Starfield is a good game, but it’s also been the subject of a perhaps-unexpected level of criticism from players, exacerbated by the triumphant Cyberpunk 2077 2.0 comeback. But in response to a player’s complaints about Starfield’s use of Creation Engine 2—an updated version of the aging Creation Engine that was first used in 2011 for The Elder Scrolls 5: Skyrim—one Cyberpunk 2077 developer took a minute to defend Bethesda’s sci-fi RPG, saying the issue isn’t the technology but that Starfield developers “are just doing something different with their time.”
“I’ve been really feeling more and more critical of Starfield after going back to Cyberpunk, with the constant load screens, awful dialogue camera and lackluster animations,” Twitter user Synth Potato tweeted. “I really don’t think even with patches that Starfield can ever really match [Cyberpunk 2077’s] level of quality, this is fundamentally the fault of the Creation Engine.”
But Cyberpunk 2077 senior quest designer and self-declared Starfield fan Patrick K. Mills, who also served as a quest designer on The Witcher 3 and its expansions, expressed a very different opinion on how each game approached cinematics: He believes that the issue is not one of capability, but of priority.
“It’s not a focus for them for a lot of reasons, and the necessarily high level of player freedom is actually as big a deal as the tools,” he tweeted. “You can’t do the Judy’s roof thing [in Starfield] because you can have that scene play out on a hundred something different planets, at any time.
“They do some scenes that are staged in a more refined way, like meeting constellation for the first time, some quest sequences etc. But they have vastly more scenes with a revolving cast of characters and a mind boggling number of possible locations.”
(Image credit: Patrick K. Mills)
By comparison, he said that every big scene in Cyberpunk 2077 took years to make—if someone tried to do that in a game with the scale of Starfield, “you’d be making the game forever.”
“Instead BGS puts their resources into giving maximum levels of player freedom, they are just doing something different with their time and that’s cool,” Mills wrote. “You can want their scenes to be more cinematic or whatever, and that’s fair, but it comes at a cost.”
Mills said that he wasn’t replying to disparage the original poster, but simply to make the point that “not every game can do everything. You can’t make a game that has every feature executed to the same level as the best in that field, and it has very little to do with the engine you are using.”
(Image credit: Patrick K. Mills)
I’m not a game developer, but I think it’s a reasonable take. I haven’t played Cyberpunk 2077 or Starfield yet (yes, I am way behind) but I played a lot of The Witcher 3 and earlier Bethesda games, and they are fundamentally different. The Witcher 3 plays like a sandbox game, but at its core it’s a linear experience with encounters fixed at certain locations and times. Starfield, on the other hand, is a sandbox: Some elements are preset but there’s extensive use of randomization, and that means a lot of unexpected stuff can happen anytime, anywhere.
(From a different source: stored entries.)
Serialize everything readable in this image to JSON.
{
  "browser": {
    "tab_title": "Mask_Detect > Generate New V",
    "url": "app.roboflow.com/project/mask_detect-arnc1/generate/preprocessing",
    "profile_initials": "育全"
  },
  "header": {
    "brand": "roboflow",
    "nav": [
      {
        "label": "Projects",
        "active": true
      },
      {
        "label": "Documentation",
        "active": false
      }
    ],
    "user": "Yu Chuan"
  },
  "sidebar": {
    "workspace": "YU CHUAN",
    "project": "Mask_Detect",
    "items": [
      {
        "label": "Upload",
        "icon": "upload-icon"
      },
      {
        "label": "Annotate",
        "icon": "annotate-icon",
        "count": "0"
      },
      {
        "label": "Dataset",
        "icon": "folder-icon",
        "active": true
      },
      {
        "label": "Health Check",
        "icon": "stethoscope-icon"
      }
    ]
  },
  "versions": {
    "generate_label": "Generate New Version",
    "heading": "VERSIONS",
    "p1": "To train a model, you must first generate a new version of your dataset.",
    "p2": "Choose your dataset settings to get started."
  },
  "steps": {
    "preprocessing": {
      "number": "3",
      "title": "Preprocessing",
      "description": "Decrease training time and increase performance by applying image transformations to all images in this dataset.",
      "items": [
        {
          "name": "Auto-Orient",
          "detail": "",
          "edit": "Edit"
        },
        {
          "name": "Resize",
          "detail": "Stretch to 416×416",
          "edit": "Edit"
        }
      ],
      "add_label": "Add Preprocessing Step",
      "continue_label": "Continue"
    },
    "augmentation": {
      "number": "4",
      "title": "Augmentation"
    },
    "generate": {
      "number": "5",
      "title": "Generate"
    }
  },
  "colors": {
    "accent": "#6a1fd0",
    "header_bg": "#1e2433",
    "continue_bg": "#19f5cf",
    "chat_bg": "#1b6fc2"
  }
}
It may occasionally be janky, but as Mills said about CD Projekt’s more cinematic approach to Cyberpunk 2077, that’s part of the cost of that level of player freedom—and as we declared recently, at this point in Bethesda’s history, it’s not a bug, it’s a feature.
PC Gamer’s online editor Fraser Brown recently shared his own preference for Cyberpunk 2077 over Starfield, although that’s based more on writing and worldbuilding than underlying technology. “The confident aesthetic might be aggressively garish, but I love it,” he wrote. “The writing blesses the world with a real sense of place, and deftly hops between emotional resonance and cocky comedy. The quest design, though often quite simple, is supremely effective, and elevated by compelling set ups, car chases and high-octane brawls.
“These points in Cyberpunk’s favour have always been around but were just undermined by bugs and janky systems and underdeveloped character progression—issues that are no longer as significant, or gone entirely. But hey, maybe in a few years I’ll give Starfield another go and finally find something to love about it.”